1.  Metadata tables.  There are many needs to have fast OLTP interaction for managing data loading.  When did a load start, stop, how many rows, error messages, etc are very nice to store in a database.  One solution to this is to use a normal distributed table in Greenplum but the interaction is relatively slow compared to say PostgreSQL which is designed for OLTP.  Another solution is to create a separate database just to manage ETL functions.

It would be a simple solution to have use the Greenplum master database to store this information for two reasons.  First, it reduces overall risk because your ETL processing isn't dependent on yet another database.  Secondly, most production systems have a standby-master so now your ETL data has built-in HA.

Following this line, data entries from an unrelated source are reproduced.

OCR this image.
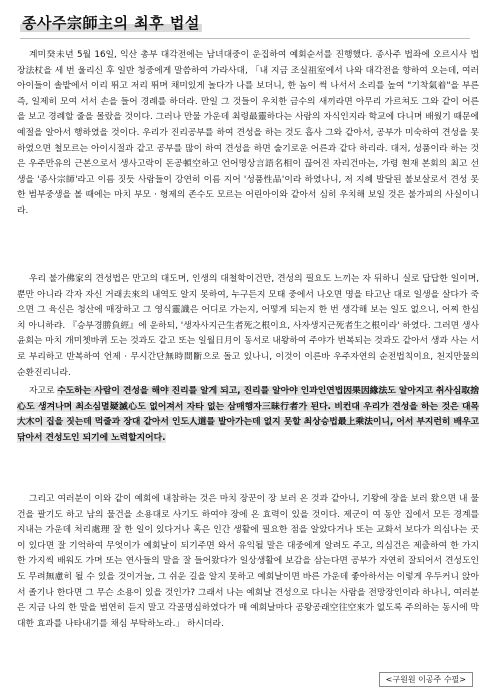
종사주宗師主의 최후 법설

계미癸未년 5월 16일, 익산 총부 대각전에는 남녀대중이 운집하여 예회순서를 진행했다. 종사주 법좌에 오르시사 법장法杖을 세 번 울리신 후 일반 청중에게 말씀하여 가라사대, 「내 지금 조실祖室에서 나와 대각전을 향하여 오는데, 여러 아이들이 솔밭에서 이리 뛰고 저리 뛰며 채미있게 놀다가 나를 보더니, 한 놈이 썩 나서서 소리를 높여 "기착氣着"을 부른 즉, 일제히 모여 서서 손을 들어 경례를 하더라. 만일 그 것들이 우치한 금수의 새끼라면 아무리 가르쳐도 그와 같이 어른을 보고 경례할 줄을 몰랐을 것이다. 그러나 만물 가운데 최령最靈하다는 사람의 자식인지라 학교에 다니며 배웠기 때문에 예절을 알아서 행하였을 것이다. 우리가 진리공부를 하여 견성을 하는 것도 흡사 그와 같아서, 공부가 미숙하여 견성을 못하였으면 철모르는 아이시절과 같고 공부를 많이 하여 견성을 하면 술기로운 어른과 같다 하리라. 대저, 성품이라 하는 것은 우주만유의 근본으로서 생사고락이 돈공頓空하고 언어명상言語名相이 끊어진 자리건마는, 가령 현재 본회의 최고 선생을 '종사宗師'라고 이름 짓듯 사람들이 강연히 이름 지어 '성품性品'이라 하였나니, 저 지혜 발달된 불보살로서 견성 못한 범부중생을 볼 때에는 마치 부모 · 형제의 존수도 모르는 어린아이와 같아서 심히 우치해 보일 것은 불가피의 사실이니라.

우리 불가佛家의 견성법은 만고의 대도며, 인생의 대철학이건만, 견성의 필요도 느끼는 자 뒤하니 실로 답답한 일이며, 뿐만 아니라 각자 자신 거래去來의 내역도 알지 못하여, 누구든지 모태 중에서 나오면 명을 타고난 대로 일생을 살다가 죽으면 그 육신은 청산에 매장하고 그 영식靈識은 어디로 가는지, 어떻게 되는지 한 번 생각해 보는 일도 없으니, 어찌 한심치 아니하랴. 『승부경勝負經』에 운하되, '생자사지근生者死之根이요, 사자생지근死者生之根이라' 하였다. 그러면 생사윤회는 마치 개미쳇바퀴 도는 것과도 같고 또는 일월日月이 동서로 내왕하여 주야가 번복되는 것과도 같아서 생과 사는 서로 부리하고 반복하여 언제 · 무시간단無時間斷으로 돌고 있나니, 이것이 이른바 우주자연의 순전법칙이요, 천지만물의 순환진리니라.

자고로 수도하는 사람이 견성을 해야 진리를 알게 되고, 진리를 알아야 인과인연법因果因緣法도 알아지고 취사심取捨心도 생겨나며 최소심멸疑滅心도 없어져서 자타 없는 삼매행자三昧行者가 된다. 비컨대 우리가 견성을 하는 것은 대목大木이 집을 짓는데 먹줄과 장대 같아서 인도人道를 발아가는데 없지 못할 최상승법最上乘法이니, 어서 부지런히 배우고 닦아서 견성도인 되기에 노력할지어다.

그리고 여러분이 이와 같이 예회에 내참하는 것은 마치 장꾼이 장 보러 온 것과 같아니, 기왕에 장을 보러 왔으면 내 물건을 팔기도 하고 남의 물건을 소용대로 사기도 하여야 장에 온 효력이 있을 것이다. 제군이 여 동안 집에서 모든 경계를 지내는 가운데 처리處理 잘 한 일이 있다거나 혹은 인간 생활에 필요한 점을 알았다거나 또는 교화서 보다가 의심나는 곳이 있다면 잘 기억하여 무엇이가 예회날이 되기주면 와서 유익될 말은 대중에게 알려도 주고, 의심건은 제출하여 한 가지 한 가지씩 배워도 가며 또는 연사들의 말을 잘 들어왔다가 일상생활에 보감을 삼는다면 공부가 자연히 잘되어서 견성도인도 무려無慮히 될 수 있을 것이거늘, 그 쉬운 길을 알지 못하고 예회날이면 바른 가운데 좋아하서는 이렇게 우두커니 앉아서 졸기나 한다면 그 무슨 소용이 있을 것인가? 그래서 나는 예회날 견성으로 다니는 사람을 전망장인이라 하나니, 여러분은 지금 나의 한 말을 범연히 듣지 말고 각골명심하였다가 매 예회날마다 공왕공래空往空來가 없도록 주의하는 동시에 막대한 효과를 나타내기를 채심 부탁하노라.」 하시더라.

<구원원 이공주 수필>
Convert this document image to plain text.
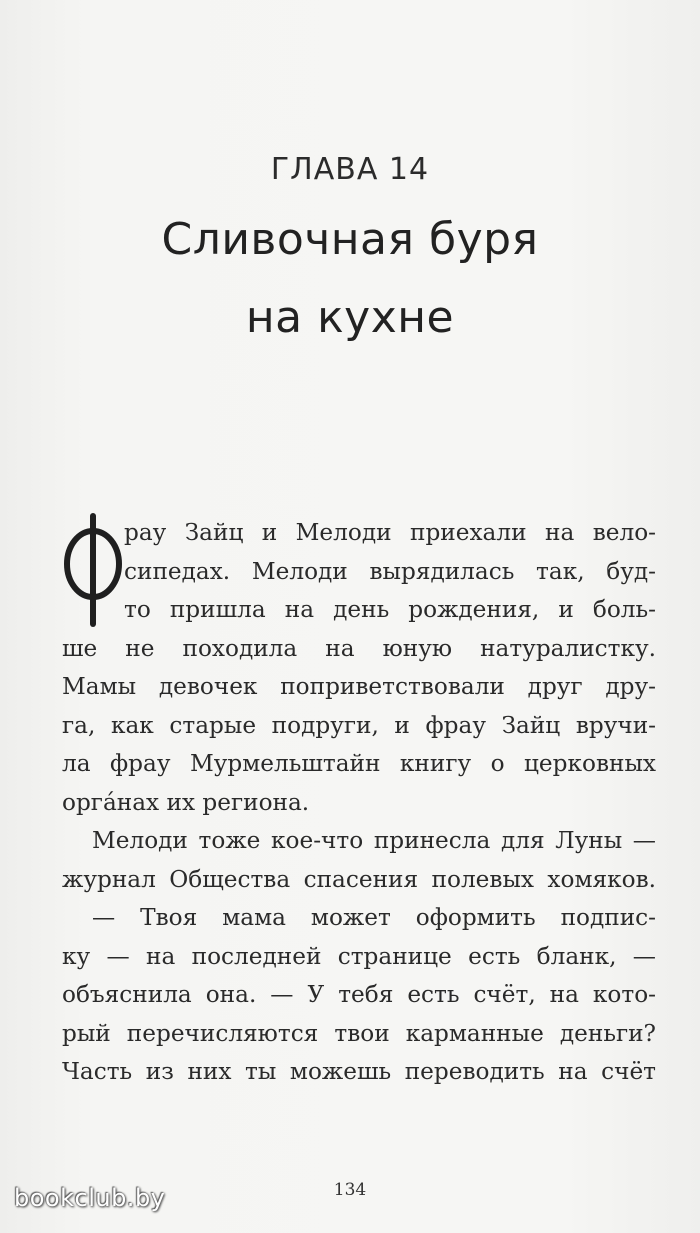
ГЛАВА 14
Сливочная буря
на кухне
рау Зайц и Мелоди приехали на вело-
сипедах. Мелоди вырядилась так, буд-
то пришла на день рождения, и боль-
ше не походила на юную натуралистку.
Мамы девочек поприветствовали друг дру-
га, как старые подруги, и фрау Зайц вручи-
ла фрау Мурмельштайн книгу о церковных
орга́нах их региона.
Мелоди тоже кое-что принесла для Луны —
журнал Общества спасения полевых хомяков.
— Твоя мама может оформить подпис-
ку — на последней странице есть бланк, —
объяснила она. — У тебя есть счёт, на кото-
рый перечисляются твои карманные деньги?
Часть из них ты можешь переводить на счёт
134
bookclub.by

2.  Replication.  Longer term, I would like to see the ability to replicate in realtime to the Master database from external databases like Oracle, SQL Server, PostgreSQL, etc.  Many tools like Attunity Replicate, are designed for OLTP to OLTP replication.  This would allow a tool like that to work in an optimal fashion with the target being Greenplum.  We would of course need to drain these tables to distributed tables but this could be done in batches.

A bit off topic, but a third use-case could be for HAWQ.  Just like #2 above, HAWQ could benefit from this replication.  It would allow UPDATE and DELETE statements and then in batches, drain it to tables stored in HDFS.   That would drive adoption for HAWQ and make it easier to target HAWQ for data replication.

If a master-only table is a "feature" instead of an accidental backdoor, then why would it matter if in the future people create master-only tables in this manner?